Wenn der erste Song einer Platte „Waldbart“ heißt, liegt der Gedanke nahe, dass es sich dabei um eine Metal-Verarsche von Stumpen und seiner Kapelle Knorkator handelt. Stimmt in diesem Fall aber nicht, denn dieses Stück ist der Einstieg in das neue Album von DŸSE, die auch schon 2007 beim selbstbetitelten Debut und 2009 auf dem Nachfolger „Lieder sind Brüder der Revolution“ ihren Songs Titel wie „Zebramann“ gaben.

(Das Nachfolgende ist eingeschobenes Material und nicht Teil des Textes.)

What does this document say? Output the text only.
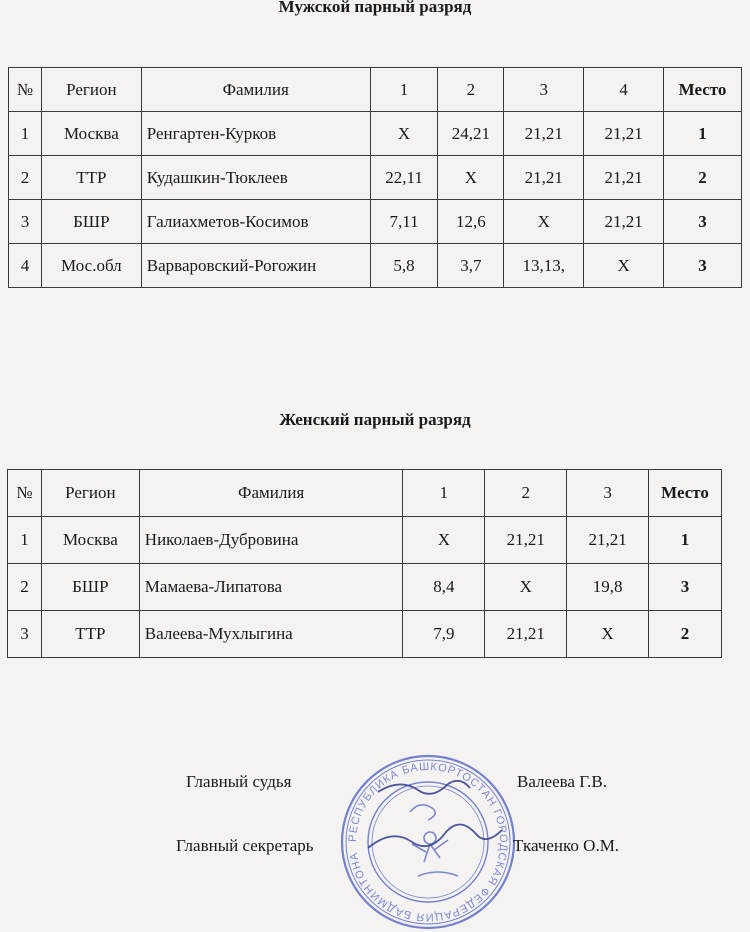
Мужской парный разряд
№	Регион	Фамилия	1	2	3	4	Место
1	Москва	Ренгартен-Курков	X	24,21	21,21	21,21	1
2	ТТР	Кудашкин-Тюклеев	22,11	X	21,21	21,21	2
3	БШР	Галиахметов-Косимов	7,11	12,6	X	21,21	3
4	Мос.обл	Варваровский-Рогожин	5,8	3,7	13,13,	X	3
Женский парный разряд
№	Регион	Фамилия	1	2	3	Место
1	Москва	Николаев-Дубровина	X	21,21	21,21	1
2	БШР	Мамаева-Липатова	8,4	X	19,8	3
3	ТТР	Валеева-Мухлыгина	7,9	21,21	X	2
РЕСПУБЛИКА БАШКОРТОСТАН ГОРОДСКАЯ ФЕДЕРАЦИЯ БАДМИНТОНА
Главный судья	Валеева Г.В.
Главный секретарь	Ткаченко О.М.
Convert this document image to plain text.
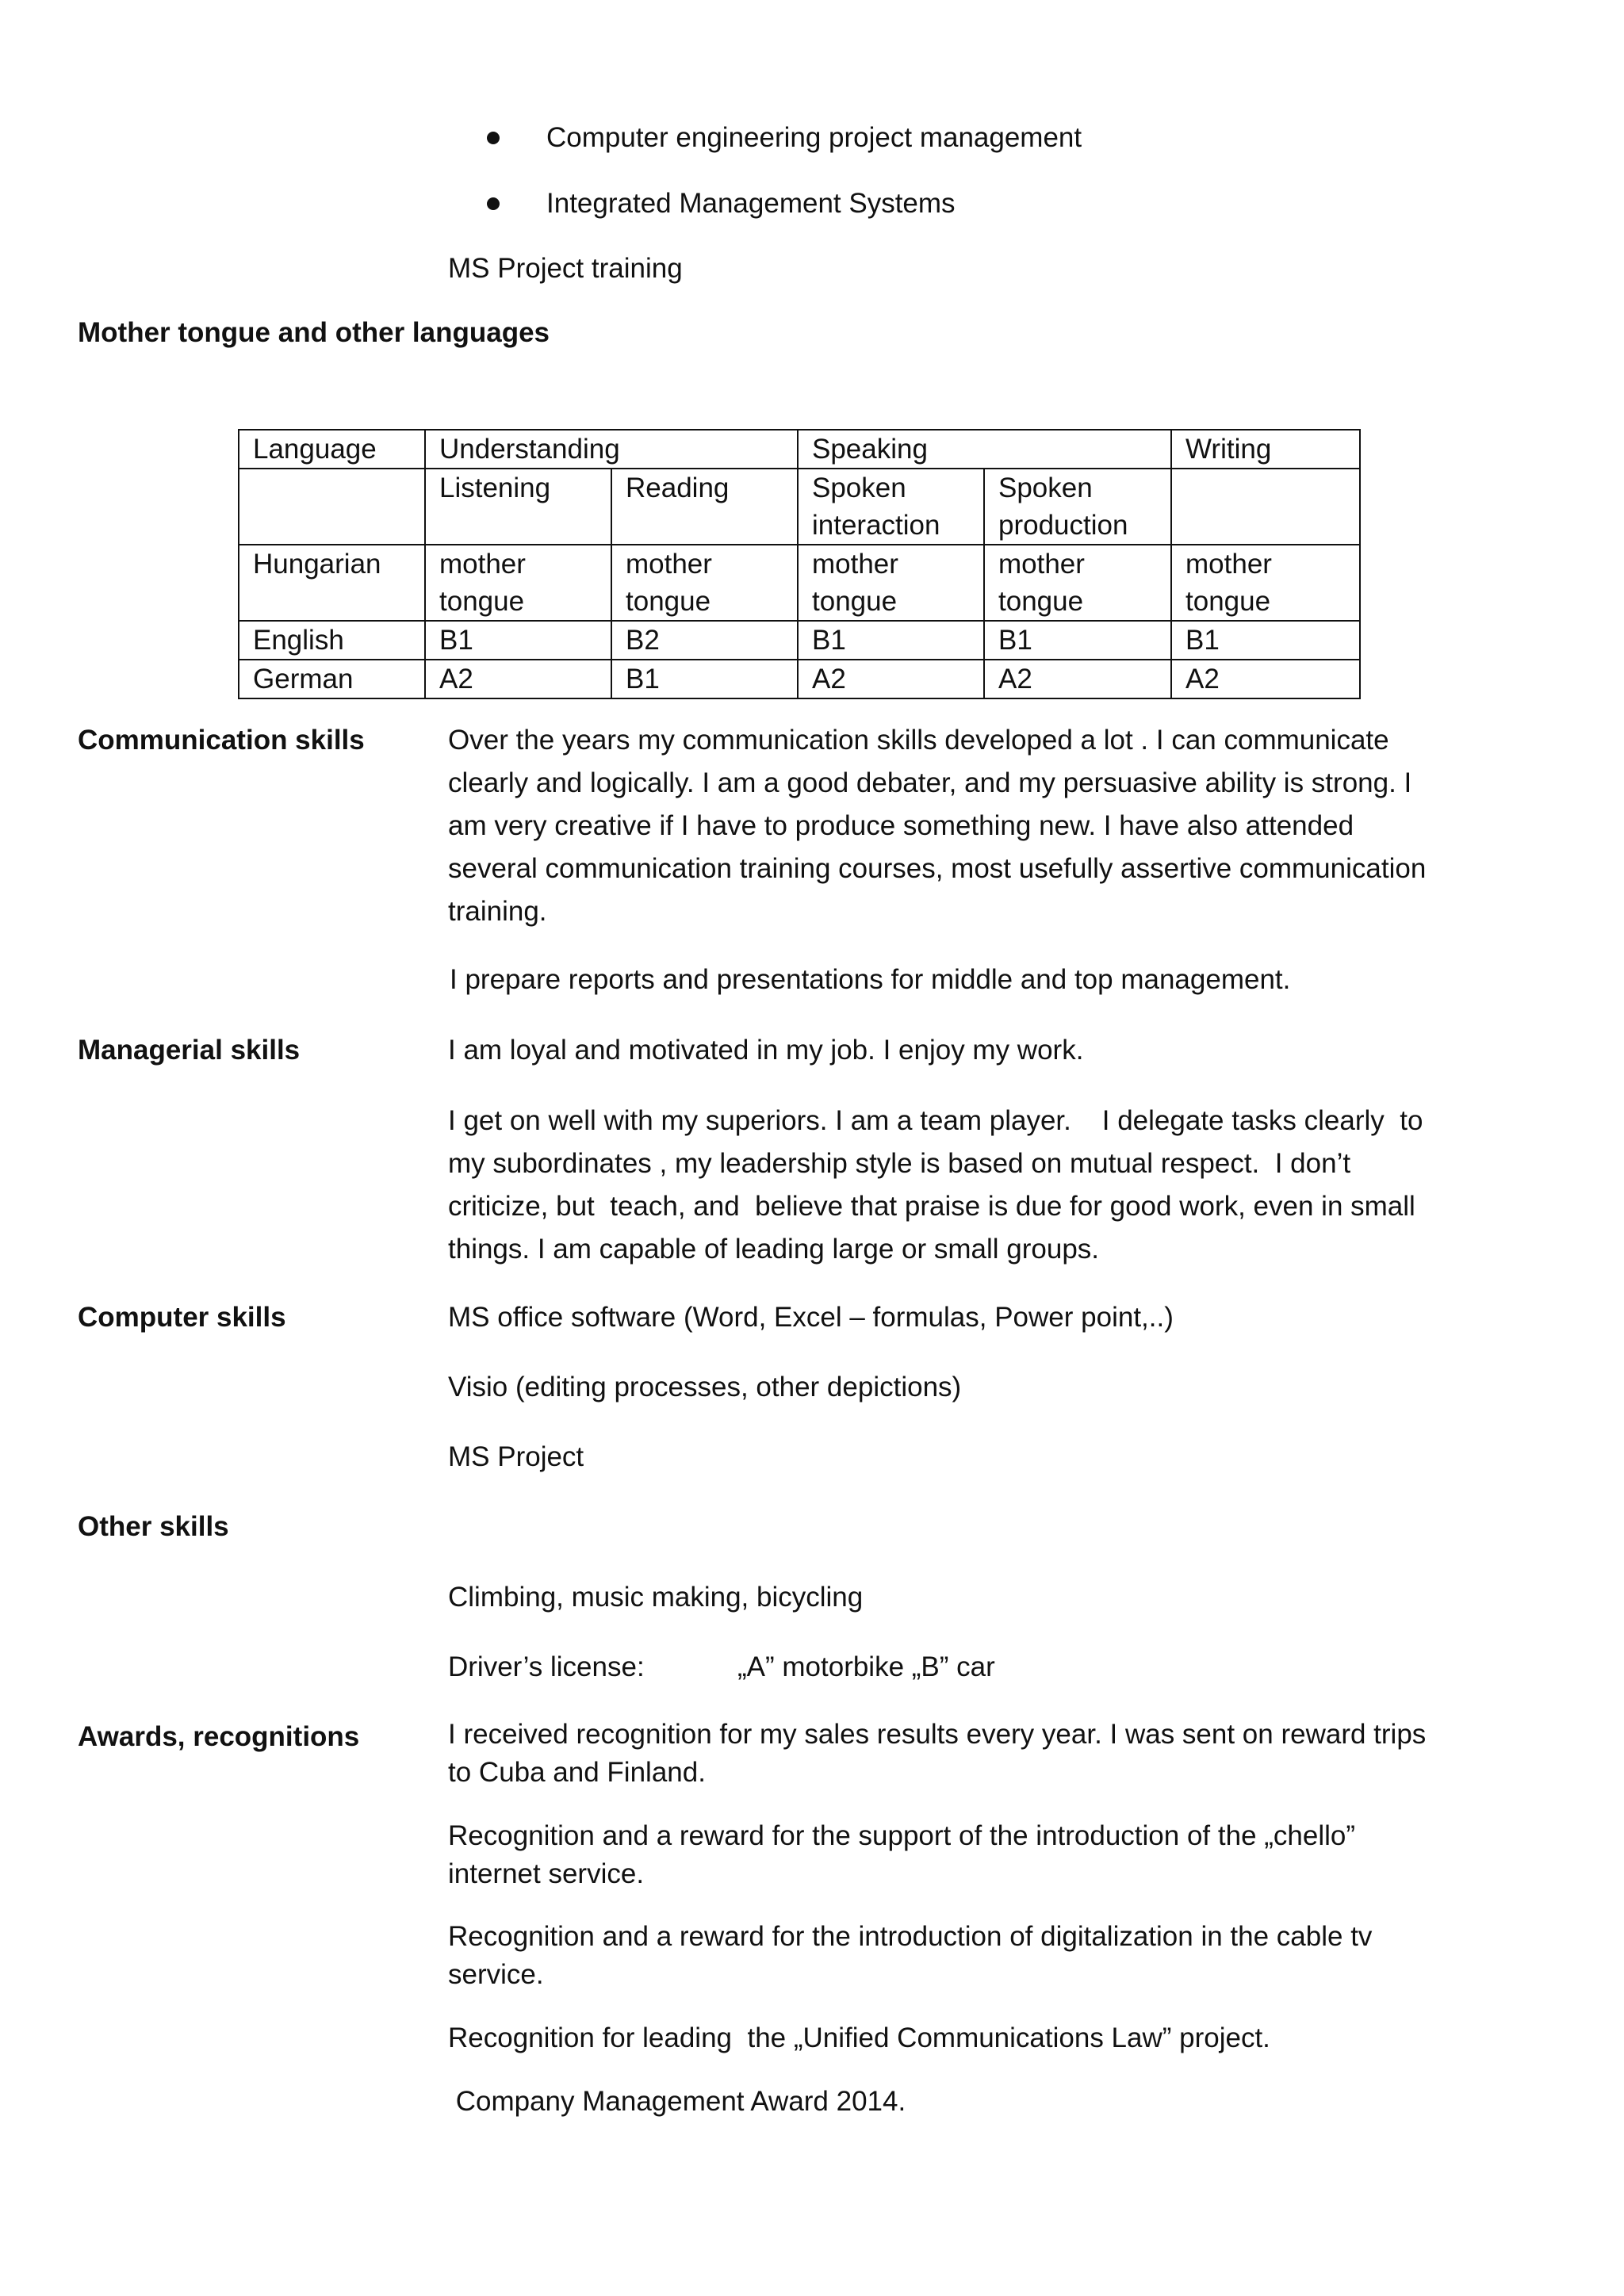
Computer engineering project management

Integrated Management Systems

MS Project training

Mother tongue and other languages

Language	Understanding		Speaking		Writing
	Listening	Reading	Spoken interaction	Spoken production	
Hungarian	mother tongue	mother tongue	mother tongue	mother tongue	mother tongue
English	B1	B2	B1	B1	B1
German	A2	B1	A2	A2	A2

Communication skills	Over the years my communication skills developed a lot . I can communicate
clearly and logically. I am a good debater, and my persuasive ability is strong. I
am very creative if I have to produce something new. I have also attended
several communication training courses, most usefully assertive communication
training.

I prepare reports and presentations for middle and top management.

Managerial skills	I am loyal and motivated in my job. I enjoy my work.

I get on well with my superiors. I am a team player.    I delegate tasks clearly  to
my subordinates , my leadership style is based on mutual respect.  I don’t
criticize, but  teach, and  believe that praise is due for good work, even in small
things. I am capable of leading large or small groups.

Computer skills	MS office software (Word, Excel – formulas, Power point,..)

Visio (editing processes, other depictions)

MS Project

Other skills

Climbing, music making, bicycling

Driver’s license:	„A” motorbike „B” car

Awards, recognitions	I received recognition for my sales results every year. I was sent on reward trips
to Cuba and Finland.
Recognition and a reward for the support of the introduction of the „chello”
internet service.
Recognition and a reward for the introduction of digitalization in the cable tv
service.
Recognition for leading  the „Unified Communications Law” project.
Company Management Award 2014.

“Das Nation” ist nun der dritte Streich des aus Andrey Dietrich (Gitarre, Gesang) und Jarii van Gohl (Schlagzeug, Gesang) bestehenden Duos, welches sich 2003 zufällig in einer Amsterdamer Herberge über den Weg lief. Die richtige Zeit und der richtige Ort, um ein gemeinsames Projekt auf den Weg zu bringen. Das Dysecatmotel stand als Namensgeber Pate und zügig erschien 2004 die Debutsingle „Honig“. Ein gutes Jahrzehnt später steht neben diversen 7 Inches und ihren beiden Longplayern auch der Ruf exzellenter Live Shows in der Band-Vita.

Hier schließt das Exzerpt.